Executives regularly engage independent counsel on issues such as legal matters, compliance and tax advisory issues. But what about security risk management? Many rely too extensively on their in-house team to protect their workforce and executives, physical assets and key operations. Then, when a crisis occurs outside their bandwidth, they put in an emergency call to outside security experts – and end up spending far more than prevention would have cost in the first place.
7 Ways an Independent Security Advisor Brings Value
Where a trusted outside party brings the most value depends on the business’ priorities. In my experience, these are the most common:
- Insight: Expands the pool of experience and expertise of the decision-making circle, often because the security advisor can share best practices engaged in other corporations.
- Productivity: A faster, focused approach to a decision is more efficient for everyone.
- Agility: Sometimes problems can’t wait for the ideal occupants to fill the seats around the table. Identify the right security advisor early. Have them in place.
- Discovery: The outside view may uncover some undiscovered challenges.

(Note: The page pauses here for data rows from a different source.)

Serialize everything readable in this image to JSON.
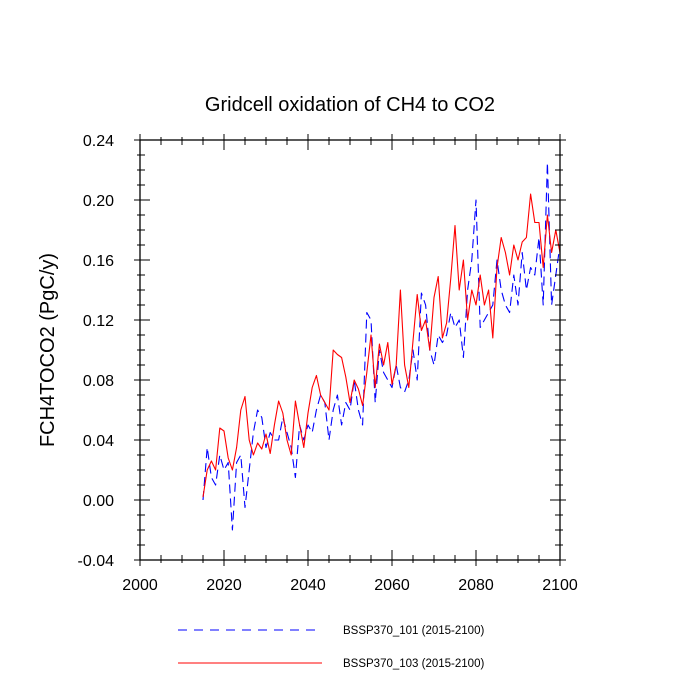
{
  "chart_data": {
    "type": "line",
    "title": "Gridcell oxidation of CH4 to CO2",
    "xlabel": "",
    "ylabel": "FCH4TOCO2  (PgC/y)",
    "xlim": [
      2000,
      2100
    ],
    "ylim": [
      -0.04,
      0.24
    ],
    "xticks": [
      2000,
      2020,
      2040,
      2060,
      2080,
      2100
    ],
    "xtick_labels": [
      "2000",
      "2020",
      "2040",
      "2060",
      "2080",
      "2100"
    ],
    "yticks": [
      -0.04,
      0.0,
      0.04,
      0.08,
      0.12,
      0.16,
      0.2,
      0.24
    ],
    "ytick_labels": [
      "-0.04",
      "0.00",
      "0.04",
      "0.08",
      "0.12",
      "0.16",
      "0.20",
      "0.24"
    ],
    "grid": false,
    "legend_position": "bottom",
    "series": [
      {
        "name": "BSSP370_101 (2015-2100)",
        "color": "#0000ff",
        "style": "dashed",
        "x": [
          2015,
          2016,
          2017,
          2018,
          2019,
          2020,
          2021,
          2022,
          2023,
          2024,
          2025,
          2026,
          2027,
          2028,
          2029,
          2030,
          2031,
          2032,
          2033,
          2034,
          2035,
          2036,
          2037,
          2038,
          2039,
          2040,
          2041,
          2042,
          2043,
          2044,
          2045,
          2046,
          2047,
          2048,
          2049,
          2050,
          2051,
          2052,
          2053,
          2054,
          2055,
          2056,
          2057,
          2058,
          2059,
          2060,
          2061,
          2062,
          2063,
          2064,
          2065,
          2066,
          2067,
          2068,
          2069,
          2070,
          2071,
          2072,
          2073,
          2074,
          2075,
          2076,
          2077,
          2078,
          2079,
          2080,
          2081,
          2082,
          2083,
          2084,
          2085,
          2086,
          2087,
          2088,
          2089,
          2090,
          2091,
          2092,
          2093,
          2094,
          2095,
          2096,
          2097,
          2098,
          2099,
          2100
        ],
        "y": [
          0.0,
          0.035,
          0.015,
          0.01,
          0.03,
          0.02,
          0.025,
          -0.02,
          0.025,
          0.03,
          -0.005,
          0.02,
          0.045,
          0.06,
          0.055,
          0.035,
          0.045,
          0.04,
          0.04,
          0.055,
          0.045,
          0.035,
          0.015,
          0.05,
          0.04,
          0.05,
          0.045,
          0.06,
          0.07,
          0.065,
          0.04,
          0.06,
          0.07,
          0.05,
          0.065,
          0.06,
          0.08,
          0.06,
          0.05,
          0.125,
          0.12,
          0.065,
          0.1,
          0.085,
          0.08,
          0.075,
          0.09,
          0.075,
          0.072,
          0.08,
          0.1,
          0.08,
          0.138,
          0.13,
          0.1,
          0.09,
          0.11,
          0.105,
          0.11,
          0.125,
          0.115,
          0.12,
          0.095,
          0.14,
          0.16,
          0.2,
          0.115,
          0.12,
          0.125,
          0.13,
          0.16,
          0.14,
          0.13,
          0.125,
          0.15,
          0.13,
          0.165,
          0.14,
          0.155,
          0.15,
          0.175,
          0.13,
          0.225,
          0.13,
          0.15,
          0.17
        ]
      },
      {
        "name": "BSSP370_103 (2015-2100)",
        "color": "#ff0000",
        "style": "solid",
        "x": [
          2015,
          2016,
          2017,
          2018,
          2019,
          2020,
          2021,
          2022,
          2023,
          2024,
          2025,
          2026,
          2027,
          2028,
          2029,
          2030,
          2031,
          2032,
          2033,
          2034,
          2035,
          2036,
          2037,
          2038,
          2039,
          2040,
          2041,
          2042,
          2043,
          2044,
          2045,
          2046,
          2047,
          2048,
          2049,
          2050,
          2051,
          2052,
          2053,
          2054,
          2055,
          2056,
          2057,
          2058,
          2059,
          2060,
          2061,
          2062,
          2063,
          2064,
          2065,
          2066,
          2067,
          2068,
          2069,
          2070,
          2071,
          2072,
          2073,
          2074,
          2075,
          2076,
          2077,
          2078,
          2079,
          2080,
          2081,
          2082,
          2083,
          2084,
          2085,
          2086,
          2087,
          2088,
          2089,
          2090,
          2091,
          2092,
          2093,
          2094,
          2095,
          2096,
          2097,
          2098,
          2099,
          2100
        ],
        "y": [
          0.002,
          0.02,
          0.026,
          0.02,
          0.048,
          0.046,
          0.028,
          0.02,
          0.035,
          0.06,
          0.069,
          0.04,
          0.03,
          0.038,
          0.034,
          0.044,
          0.031,
          0.05,
          0.066,
          0.058,
          0.04,
          0.03,
          0.066,
          0.05,
          0.035,
          0.058,
          0.075,
          0.083,
          0.07,
          0.065,
          0.06,
          0.1,
          0.097,
          0.095,
          0.082,
          0.065,
          0.08,
          0.074,
          0.063,
          0.085,
          0.11,
          0.075,
          0.104,
          0.09,
          0.105,
          0.077,
          0.09,
          0.14,
          0.09,
          0.075,
          0.106,
          0.137,
          0.113,
          0.12,
          0.1,
          0.135,
          0.149,
          0.108,
          0.118,
          0.148,
          0.183,
          0.14,
          0.16,
          0.12,
          0.14,
          0.13,
          0.15,
          0.13,
          0.14,
          0.108,
          0.155,
          0.175,
          0.165,
          0.15,
          0.17,
          0.16,
          0.172,
          0.175,
          0.204,
          0.185,
          0.185,
          0.155,
          0.19,
          0.165,
          0.18,
          0.165
        ]
      }
    ]
  }
}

- Prevention: An outside advisor can be a critical resource in helping drive a prevention-based approach to security risk management – via strategy, planning and metrics.
- Multiplier: Trusted partners become an immediate force multiplier that enhance response capabilities, especially for rapidly evolving, escalating events.
- Assurance: Independent validation of approach and expected outcomes can often avoid indecision and dilute internal resistance.
Connections or Partnerships?
There is a distinct difference between having a book of contacts and developing security partners. A cold contact doesn’t know your business, or your priorities, or the many touchpoints across your global operations which need the most critical business support from security. Building that insight takes time. As CEO Arnette Heintze points out in his blog “Trusted Security Advisor: An Inside Look at a Noble and Honorable Relationship”, your security advisor needs to understand you and your business before a crisis erupts. And you need to develop trust in their perspective and insights, well before the Kool-Aid pitcher cracks.